THAT’S ENTERTAINMENT! Monica Bill Barnes’s dances assemble material from vaudeville, TV gags, cheerleading, and rickety hand-me-down stunts. |
When the audience entered the theater at the ICA on Friday night, we saw a wooden table and chairs, set up for a simple meal — possibly breakfast. Pop records played softly. The house lights went out, and then two people in raincoats and bare feet appeared, standing on the table. One step at a time, they swayed gently, tracing a box step but not touching, except when they snapped into jagged lifts, perilously close to the edge of the table.Suddenly Summer Somewhere, opening the concert by Monica Bill Barnes & Company last weekend (presented by CRASHarts), signaled Barnes's wry take on popular culture. The somnambulists (Barnes and Anna Bass) descend from the table to dance a routine that slides from a foxtrot to a pocket-size chorus line and back again. Frank Sinatra sings a Rodgers & Hammerstein tune, "I Have Dreamed," stretching out the climaxes and pressurizing the high notes with operatic swagger. Barnes has taxied from surrealism to understated comedy and displays of manufactured ego.
In Mostly Fanfare Barnes and Bass, joined by Christina Robson, are a trio of performers in a show that may still be in rewrites. They scoot down a diagonal in perfect unison, jogging with tiny steps, elbows out, their half-clenched fists hugging their hip bones. When they get to the downstage end of the diagonal, they jog backwards to the upstage corner and start again. There's something dogged and charming about this. When Bass falls behind, the others take no notice. Bass tries to make her faux pas look intentional.
Bass gets a big solo to do when Barnes and Robson have trundled away, but she's soon beset by a cascade of large cardboard boxes thrown at her from nowhere. Shoulders drooping slightly, she shoves each new delivery out of the way and dances on. Finally there are so many boxes, she has to stack five or six of them and carry them off. What's left is cleared away by two burly, stoic stagehands. Then all three women return for a specialty act requiring them to balance chairs in their teeth.
The evening continues with a string of coups de théâtre and underplayed punchlines. While the trio are off exchanging their camisoles, miniskirts, and ostrich plumes for men's suits and ties, Giulia Carotenuto vamps listlessly as the stagehands execute another scene shift. The dance that follows, Everything is getting better all the time, rises to many anti-climaxes, enhanced by appealing expressions and toothy smiles.
In these three dances Barnes isn't just clowning around. Starting with subtle, nearly inert shadow-gestures, she assembles material from vaudeville, TV gags, cheerleading, rickety hand-me-down stunts — an encyclopedia of useable gambits. Each dance is accompanied by selections from a different pop singer: Sinatra, Nina Simone, and Otis Redding. The stars rip into soulful ballads, shamelessly egging on their audiences with virtuosic riffs and vocal exertions.
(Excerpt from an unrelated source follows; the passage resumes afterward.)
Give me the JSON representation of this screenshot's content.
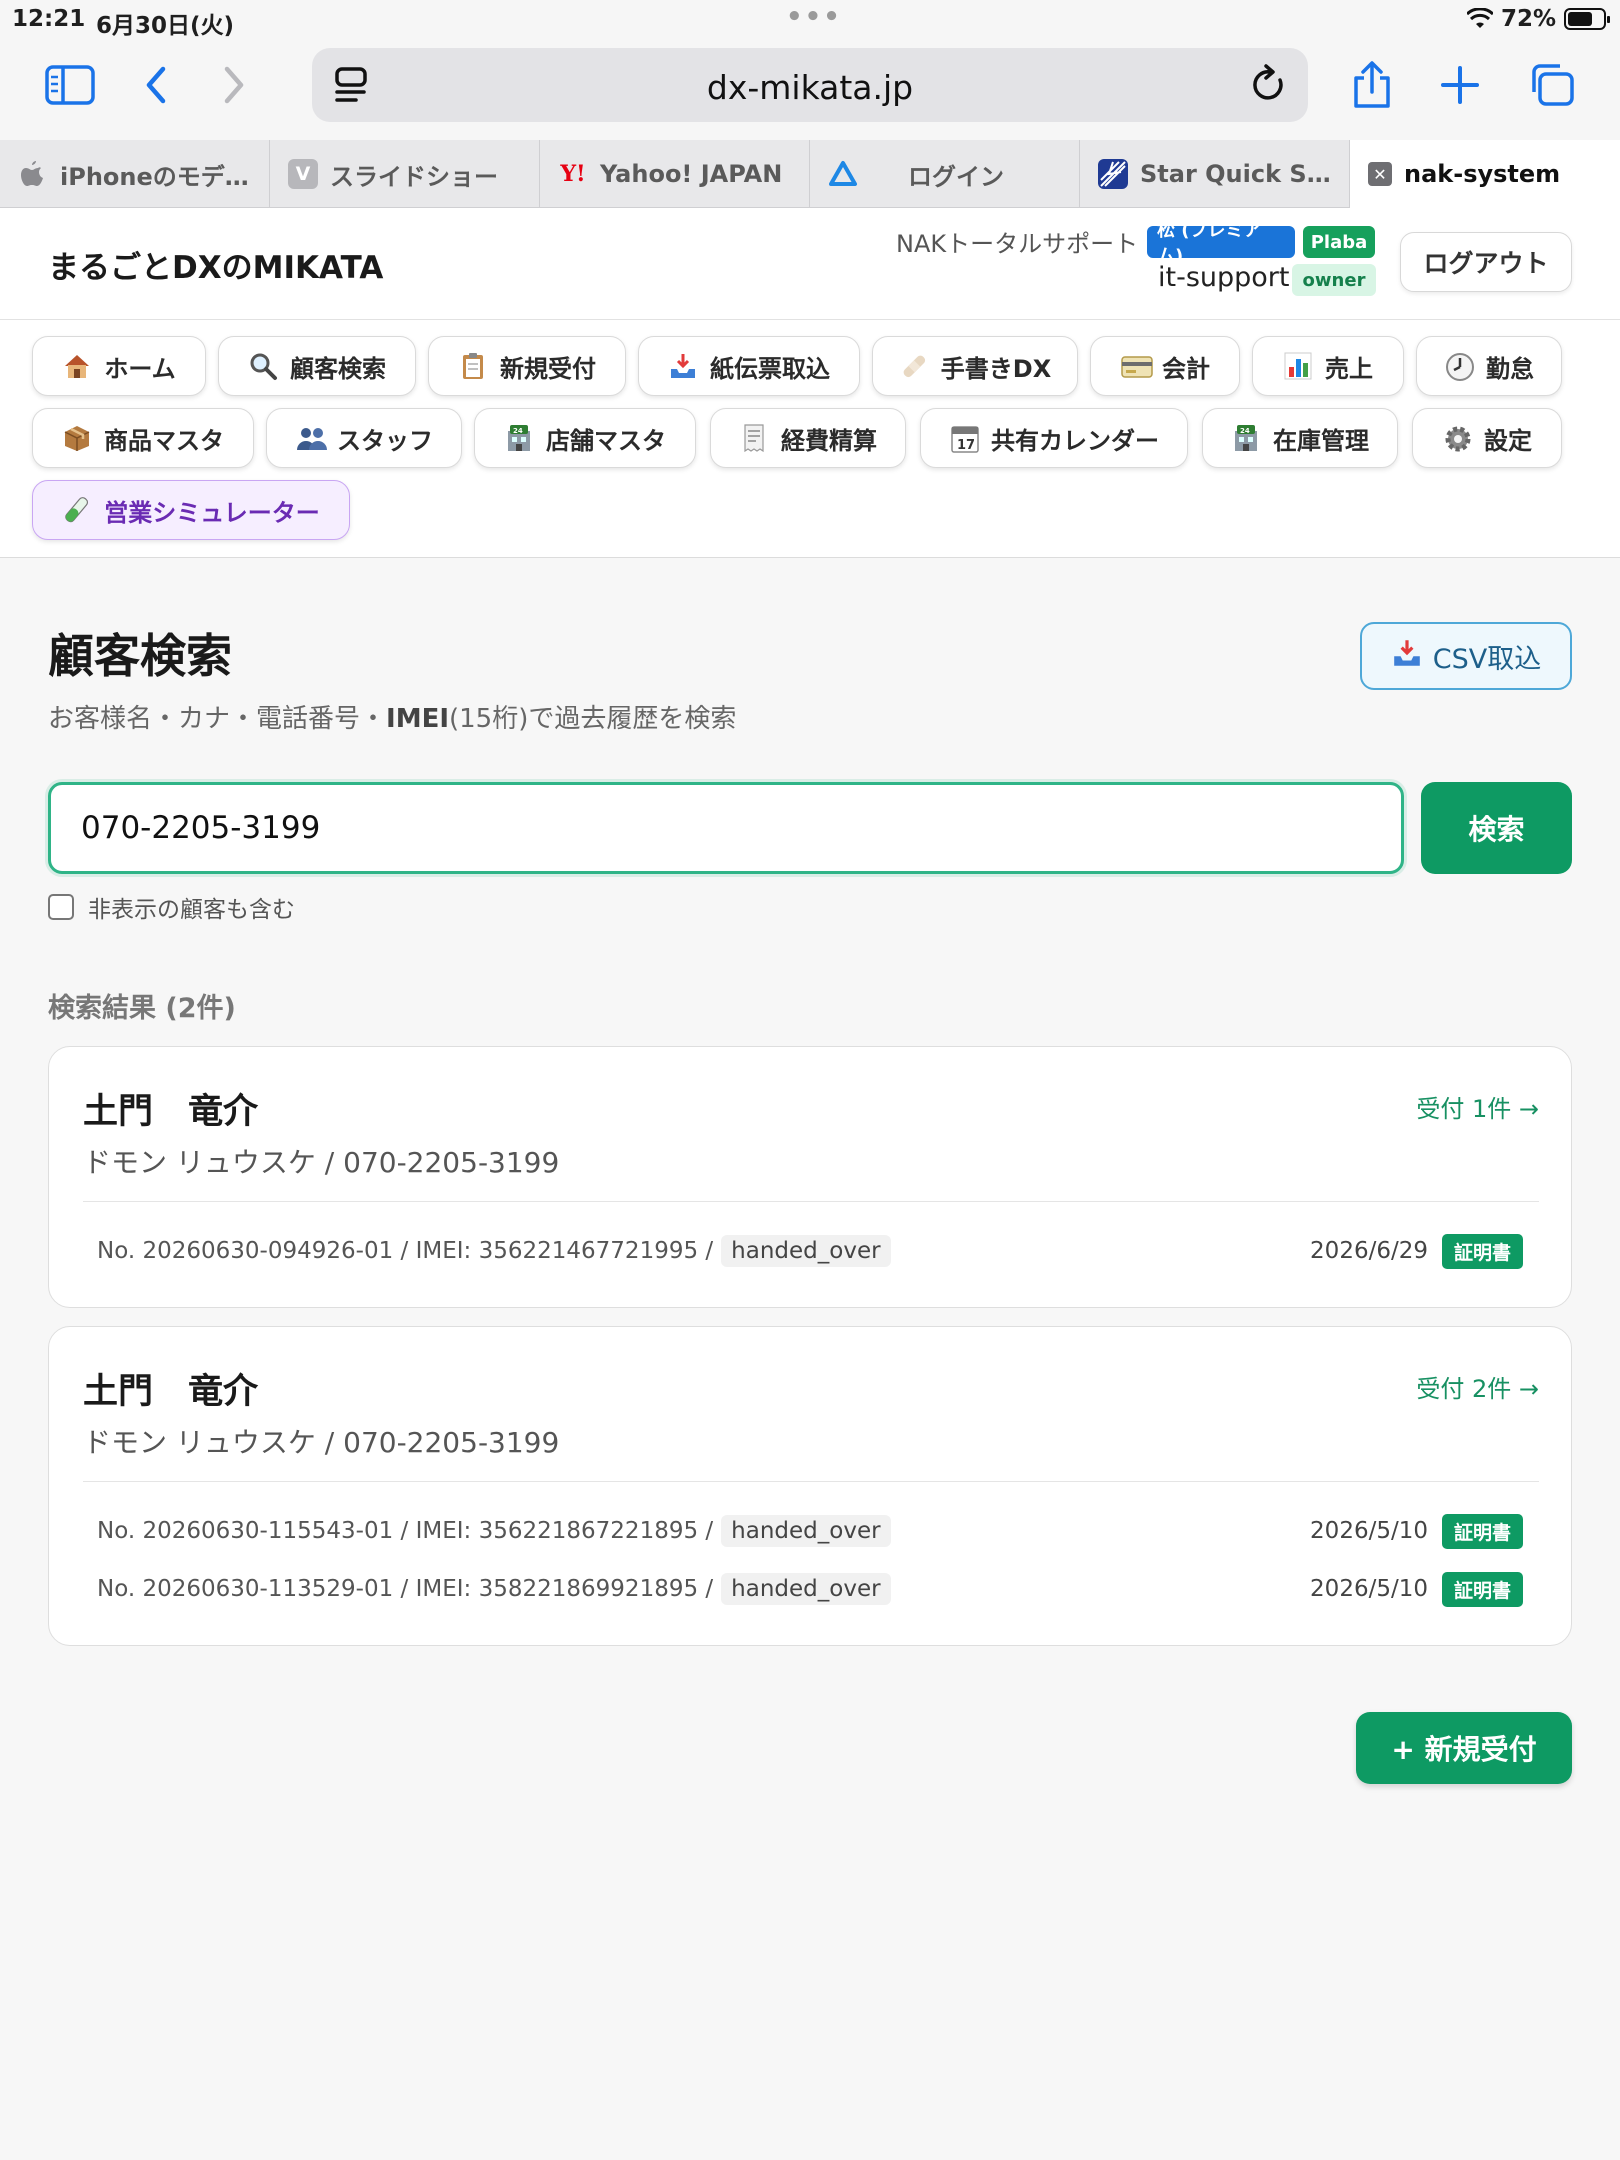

Barnes and company try just about everything to rouse their audience, including yanking off their shirts and jackets — they have jerseys underneath. Their dancing gets a little desperate, their tricks brassier. No matter how inane their task, they give it their best. Their grins get broader. They wink at the audience. They're letting us in on their jokes — and on their embarrassment for how pitiful the jokes are. We chuckle. We laugh. We fall in love with them.